A week later, at a site about 6 miles away, they found two more teeth -- these ones smaller.
A close examination of 13 teeth discovered in the Ledi-Geraru research area, ranging from 2.6 million to 2.8 million years old, adds new fragments of evidence to the increasingly complex story of human origins and potentially reveals an entirely new species, according to research published Wednesday in the journal Nature.
Human evolution has long been visualized as a simple linear timeline, a kind of evolutionary baton race in which one species evolves into another, from apes to modern humans.
The new finds reinforced that human evolution was more of a tangled-up bush. Different species and different branches of the hominin family tree overlapped with one another in time and space. Three smaller teeth, the researchers report, were from the group that modern humans belong to, Homo, and dated to 2.6 million and 2.8 million years ago. They were found at Ledi-Geraru in 2015 and 2018. The larger teeth were relatives of Lucy -- an Australopithecus whose famed fossil find in Ethiopia 50 years ago changed the modern understanding of human origins.
Already, outside researchers are debating next steps and whether they agree that the teeth found by Reed's team represent a new species of Australopithecus. The study was supported by the National Science Foundation. Because of the uncertainties around federal funding, Reed isn't yet sure if the next year of grant funding will come through.
"We don't have all the pieces of the puzzle," Reed said. "What's exciting to us is you want more pieces of the puzzle to put this (story) together."
A diverse hominin world
For years, paleoanthropologists have been piecing together evidence of a diverse world of hominins -- the group that includes modern humans and our close ancestors.
In Kenya, 1.5 million-year-old preserved footprints show that Homo erectus and another branch of the hominin family tree, Paranthropus boisei, walked along the shores of a lake within hours or days of each other. In and around a cave in South Africa, fossils reveal that Homo erectus, Australopithecus sediba and Paranthropus robustus coexisted 2 million years ago.
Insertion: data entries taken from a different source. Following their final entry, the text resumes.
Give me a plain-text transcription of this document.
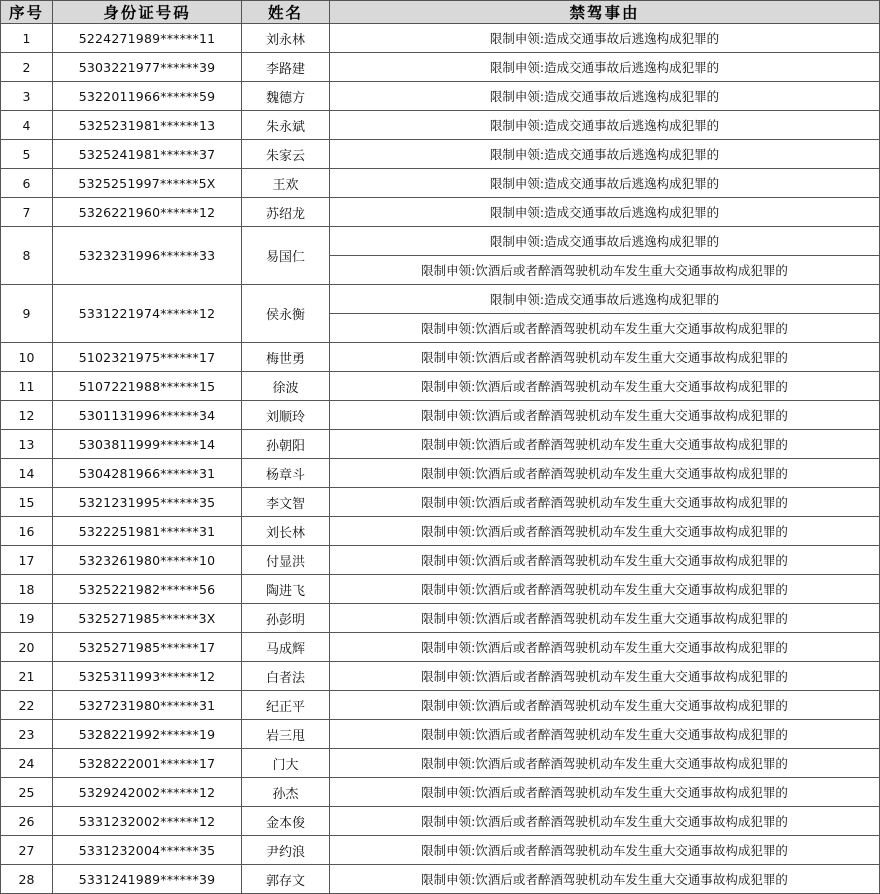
序号	身份证号码	姓名	禁驾事由
1	5224271989******11	刘永林	限制申领:造成交通事故后逃逸构成犯罪的
2	5303221977******39	李路建	限制申领:造成交通事故后逃逸构成犯罪的
3	5322011966******59	魏德方	限制申领:造成交通事故后逃逸构成犯罪的
4	5325231981******13	朱永斌	限制申领:造成交通事故后逃逸构成犯罪的
5	5325241981******37	朱家云	限制申领:造成交通事故后逃逸构成犯罪的
6	5325251997******5X	王欢	限制申领:造成交通事故后逃逸构成犯罪的
7	5326221960******12	苏绍龙	限制申领:造成交通事故后逃逸构成犯罪的
8	5323231996******33	易国仁	限制申领:造成交通事故后逃逸构成犯罪的
			限制申领:饮酒后或者醉酒驾驶机动车发生重大交通事故构成犯罪的
9	5331221974******12	侯永衡	限制申领:造成交通事故后逃逸构成犯罪的
			限制申领:饮酒后或者醉酒驾驶机动车发生重大交通事故构成犯罪的
10	5102321975******17	梅世勇	限制申领:饮酒后或者醉酒驾驶机动车发生重大交通事故构成犯罪的
11	5107221988******15	徐波	限制申领:饮酒后或者醉酒驾驶机动车发生重大交通事故构成犯罪的
12	5301131996******34	刘顺玲	限制申领:饮酒后或者醉酒驾驶机动车发生重大交通事故构成犯罪的
13	5303811999******14	孙朝阳	限制申领:饮酒后或者醉酒驾驶机动车发生重大交通事故构成犯罪的
14	5304281966******31	杨章斗	限制申领:饮酒后或者醉酒驾驶机动车发生重大交通事故构成犯罪的
15	5321231995******35	李文智	限制申领:饮酒后或者醉酒驾驶机动车发生重大交通事故构成犯罪的
16	5322251981******31	刘长林	限制申领:饮酒后或者醉酒驾驶机动车发生重大交通事故构成犯罪的
17	5323261980******10	付显洪	限制申领:饮酒后或者醉酒驾驶机动车发生重大交通事故构成犯罪的
18	5325221982******56	陶进飞	限制申领:饮酒后或者醉酒驾驶机动车发生重大交通事故构成犯罪的
19	5325271985******3X	孙彭明	限制申领:饮酒后或者醉酒驾驶机动车发生重大交通事故构成犯罪的
20	5325271985******17	马成辉	限制申领:饮酒后或者醉酒驾驶机动车发生重大交通事故构成犯罪的
21	5325311993******12	白者法	限制申领:饮酒后或者醉酒驾驶机动车发生重大交通事故构成犯罪的
22	5327231980******31	纪正平	限制申领:饮酒后或者醉酒驾驶机动车发生重大交通事故构成犯罪的
23	5328221992******19	岩三甩	限制申领:饮酒后或者醉酒驾驶机动车发生重大交通事故构成犯罪的
24	5328222001******17	门大	限制申领:饮酒后或者醉酒驾驶机动车发生重大交通事故构成犯罪的
25	5329242002******12	孙杰	限制申领:饮酒后或者醉酒驾驶机动车发生重大交通事故构成犯罪的
26	5331232002******12	金本俊	限制申领:饮酒后或者醉酒驾驶机动车发生重大交通事故构成犯罪的
27	5331232004******35	尹约浪	限制申领:饮酒后或者醉酒驾驶机动车发生重大交通事故构成犯罪的
28	5331241989******39	郭存文	限制申领:饮酒后或者醉酒驾驶机动车发生重大交通事故构成犯罪的
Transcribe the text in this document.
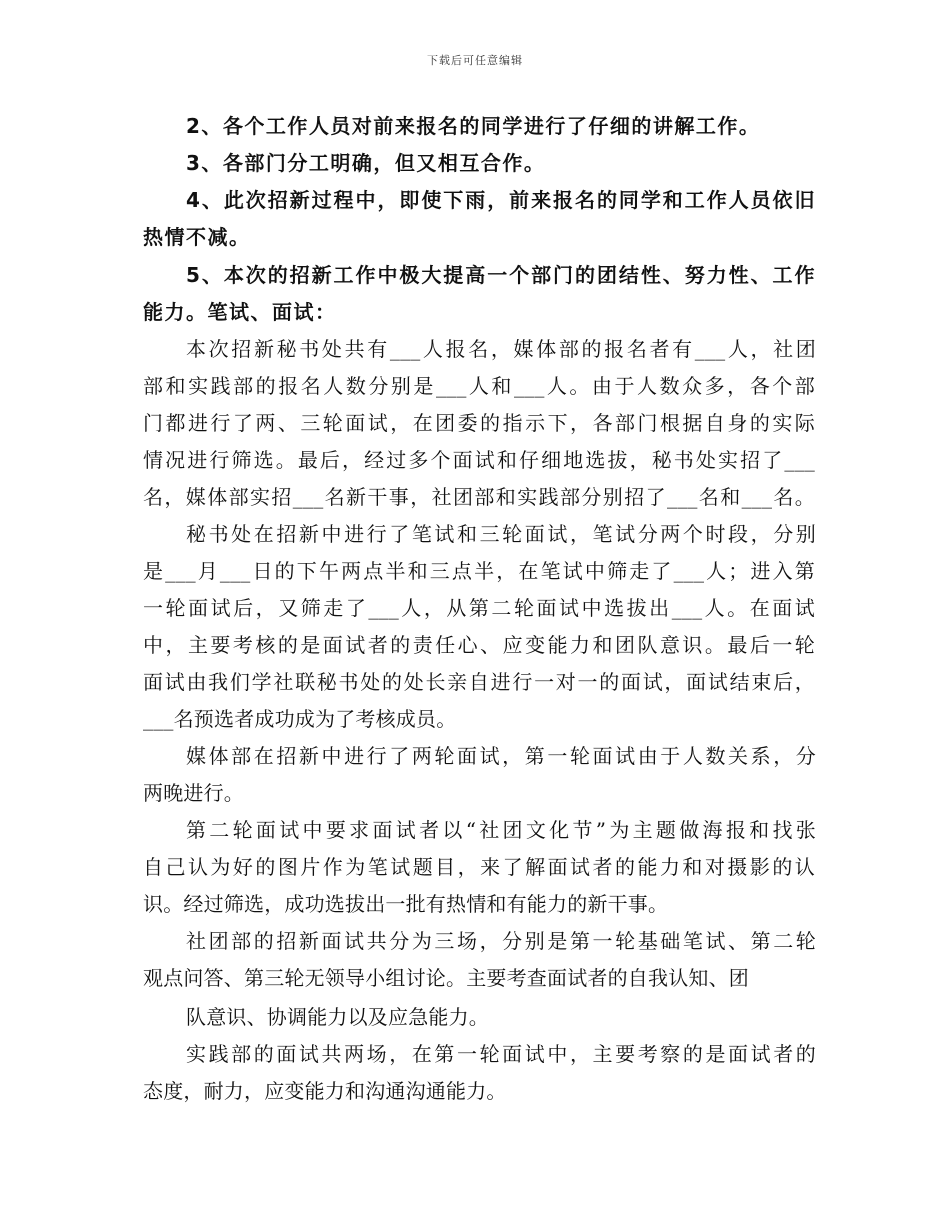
下载后可任意编辑
2、各个工作人员对前来报名的同学进行了仔细的讲解工作。
3、各部门分工明确，但又相互合作。
4、此次招新过程中，即使下雨，前来报名的同学和工作人员依旧
热情不减。
5、本次的招新工作中极大提高一个部门的团结性、努力性、工作
能力。笔试、面试：
本次招新秘书处共有___人报名，媒体部的报名者有___人，社团
部和实践部的报名人数分别是___人和___人。由于人数众多，各个部
门都进行了两、三轮面试，在团委的指示下，各部门根据自身的实际
情况进行筛选。最后，经过多个面试和仔细地选拔，秘书处实招了___
名，媒体部实招___名新干事，社团部和实践部分别招了___名和___名。
秘书处在招新中进行了笔试和三轮面试，笔试分两个时段，分别
是___月___日的下午两点半和三点半，在笔试中筛走了___人；进入第
一轮面试后，又筛走了___人，从第二轮面试中选拔出___人。在面试
中，主要考核的是面试者的责任心、应变能力和团队意识。最后一轮
面试由我们学社联秘书处的处长亲自进行一对一的面试，面试结束后，
___名预选者成功成为了考核成员。
媒体部在招新中进行了两轮面试，第一轮面试由于人数关系，分
两晚进行。
第二轮面试中要求面试者以“社团文化节”为主题做海报和找张
自己认为好的图片作为笔试题目，来了解面试者的能力和对摄影的认
识。经过筛选，成功选拔出一批有热情和有能力的新干事。
社团部的招新面试共分为三场，分别是第一轮基础笔试、第二轮
观点问答、第三轮无领导小组讨论。主要考查面试者的自我认知、团
队意识、协调能力以及应急能力。
实践部的面试共两场，在第一轮面试中，主要考察的是面试者的
态度，耐力，应变能力和沟通沟通能力。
Now, in East Africa at sites within the Ledi-Geraru research area, a collection of ancient teeth show Homo and Australopithecus coexisting in yet another spot. But would they have interacted with one another? Would they have interbred?
John Hawks, a paleoanthropologist at the University of Wisconsin-Madison who was not involved in the work, said the find is exciting because it opens a window into a critical and mysterious period of human evolution between 2.5 million and 3 million years ago. He said he's eager to see the work published but noted that such finds raise as many questions as they answer.
"The kinds of evidence that Ledi-Geraru is generating is evidence spanning hundreds of thousands of years of time, and potentially hundreds of square kilometers of space," Hawks said. "When several things are reported together like this, that creates a challenge of interpreting what that evidence together tells you."
Clément Zanolli, a paleoanthropologist at the University of Bordeaux, said in an email that he was not yet convinced that the teeth are a new species of Australopithecus and would be cautious about attributing the smaller teeth traced to Homo. Newer techniques that use CT scanning allow scientists to study the internal structure of teeth and could build a stronger case.
He said the finds would represent some of the oldest remains of Homo and the youngest specimens of Australopithecus in East Africa.
"These new findings are thus adding more pieces to the puzzle, but they are not decisive to understand human evolution," Zanolli said.
A bushy family tree
When the famous Lucy fossil was discovered a half-century ago, she was popularized as a "missing link" between apes and humans. Human evolution looked simpler then. Today, the tree of human evolution is full of species that may have been direct ancestors, distant cousins or side branches that died off.
If anything, the science of human evolution has become a deeper mystery, as it has become clear that there were once lots of hominins walking around the planet, sometimes interacting with one another. As hallmarks of human innovation -- such as using stone tools and butchering meat -- have been shown to have been shared with hominin ancestors, the question of how and why humans alone succeeded has become more mysterious.
Zeray Alemseged, a paleoanthropologist and professor at the University of Chicago, said he thinks its possible the Australopithecus teeth described in the paper aren't a new species, but they could be evidence that Lucy's species persisted. Australopithecus afarensis was previously thought to have vanished around 2.95 million years ago from East Africa.
One model for how to understand human evolution is a concept called "budding cladogenesis." In this model, species don't progressively change into the next species and vanish. They give rise to different species at different times and in different places, and the ancestors may stick around and live alongside them. Lucy's species could have been one such long-lived species, and the teeth are one new piece of evidence to consider.
"The material is ... highly fragmentary, but it does have important information in regard to a time period which is really critical," Alemseged said. "It's really allows us to think about the complex question of how evolution has happened."